Nos últimos meses, a questão juiz-advogado tomou as páginas dos principais jornais do país, especialmente depois do julgamento pelo Conselho Nacional da Justiça – CNJ do Pedido de Providência nº 1.465, ocorrido em 04 de junho de 2007.

A consulta foi feita ao CNJ para que o órgão esclarecesse se o magistrado poderia reservar horários específicos para o atendimento dos advogados ou se estaria o juiz obrigado a atender os procuradores das partes sempre que estes fossem ao seu gabinete.

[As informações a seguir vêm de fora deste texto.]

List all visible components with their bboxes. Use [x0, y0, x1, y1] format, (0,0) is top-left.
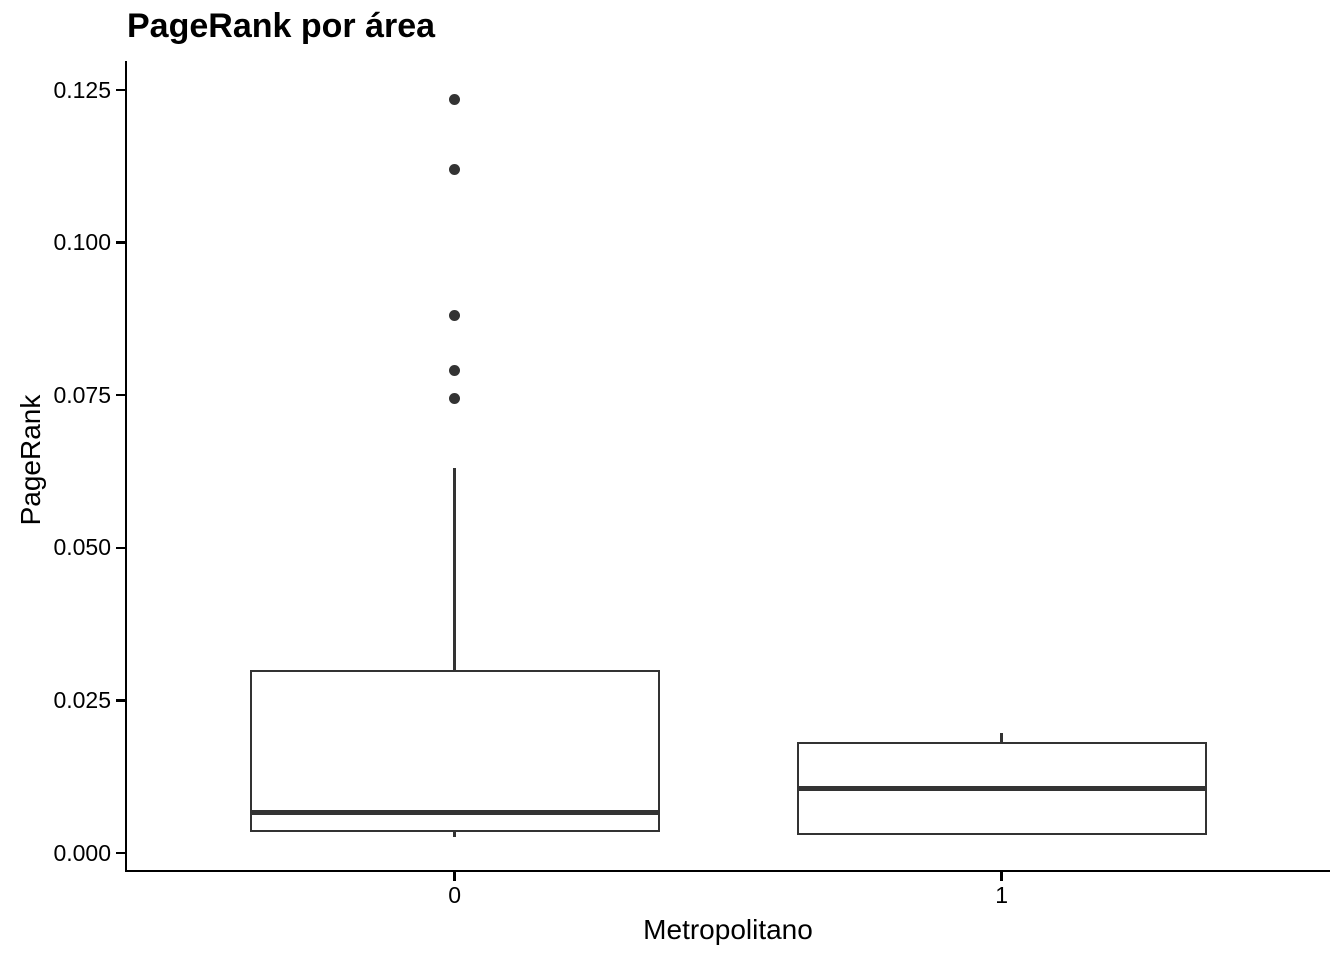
x-tick-mark — [453, 871, 456, 881]
outlier-point — [449, 163, 461, 175]
x-tick-mark — [1000, 871, 1003, 881]
outlier-point — [449, 93, 461, 105]
y-tick-label: 0.125 — [53, 76, 111, 103]
y-tick-label: 0.025 — [53, 686, 111, 713]
y-tick-mark — [116, 88, 125, 92]
y-tick-label: 0.100 — [53, 229, 111, 256]
chart-title: PageRank por área — [127, 7, 436, 45]
x-axis-line — [124, 869, 1330, 872]
outlier-point — [449, 310, 461, 322]
x-tick-label: 0 — [448, 882, 462, 908]
boxplot-lower-whisker — [453, 832, 456, 838]
boxplot-median — [796, 786, 1207, 792]
outlier-point — [449, 365, 461, 377]
y-tick-label: 0.050 — [53, 534, 111, 561]
y-tick-mark — [116, 241, 125, 244]
y-tick-mark — [116, 546, 125, 550]
y-tick-label: 0.000 — [53, 839, 111, 866]
boxplot-upper-whisker — [453, 468, 456, 670]
y-tick-mark — [116, 699, 125, 702]
y-axis-title: PageRank — [15, 394, 46, 526]
y-tick-mark — [116, 851, 125, 855]
outlier-point — [449, 392, 461, 404]
y-tick-label: 0.075 — [53, 381, 111, 408]
boxplot-upper-whisker — [1000, 733, 1003, 742]
y-axis-line — [124, 61, 127, 872]
boxplot-box — [249, 669, 660, 833]
y-tick-mark — [116, 393, 125, 397]
x-axis-title: Metropolitano — [643, 914, 813, 945]
x-tick-label: 1 — [995, 882, 1009, 908]
boxplot-median — [249, 809, 660, 815]
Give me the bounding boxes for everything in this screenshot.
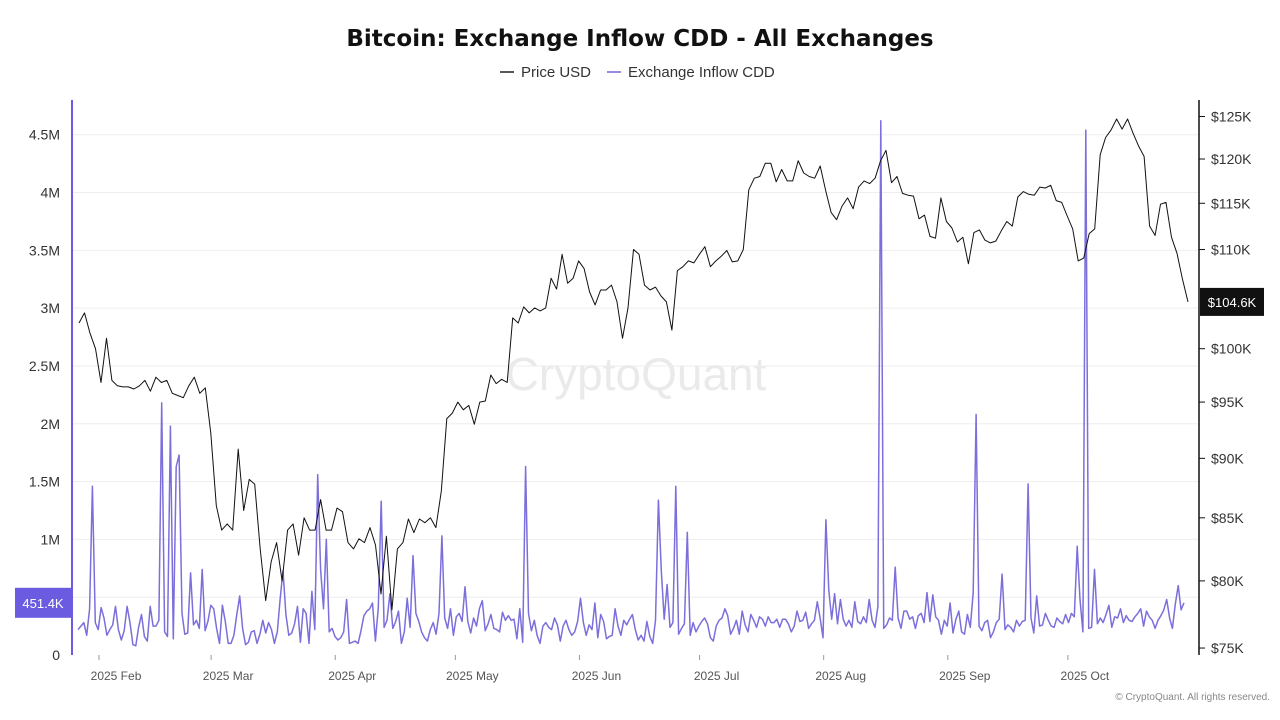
legend: Price USD Exchange Inflow CDD — [500, 64, 775, 81]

O Conselheiro Marcus Faver, relator do referido pedido de providências, exarou decisão na qual concluiu que:

1) NÃO PODE o magistrado reservar período durante o expediente forense para dedicar-se com exclusividade, em seu gabinete de trabalho, à prolação de despachos, decisões e sentenças, omitindo-se de receber profissional advogado quando procurado para tratar de assunto relacionado a interesse de cliente. A condicionante de só atender ao advogado quando se tratar de medida que reclame providência urgente apenas pode ser invocada pelo juiz em situação excepcionais, fora do horário normal de funcionamento do foro, e jamais pode estar limitada pelo juízo de conveniência do Escrivão ou Diretor de Secretaria, máxime em uma Vara Criminal, onde o bem jurídico maior da liberdade está em discussão.

2) O magistrado é SEMPRE OBRIGADO a receber advogados em seu gabinete de trabalho, a qualquer momento durante o expediente forense, independentemente da urgência do assunto, e independentemente de estar em meio à elaboração de qualquer despacho, decisão ou sentença, ou mesmo em meio a uma reunião de trabalho. Essa obrigação se constitui em um dever funcional previsto na LOMAN e a sua não-observância poderá implicar responsabilização administrativa. (destaques do original). 6

 

A referida decisão causou a grande polêmica no meio jurídico e prontamente magistrados e advogados saíram em defesa dos interesses das respectivas classes.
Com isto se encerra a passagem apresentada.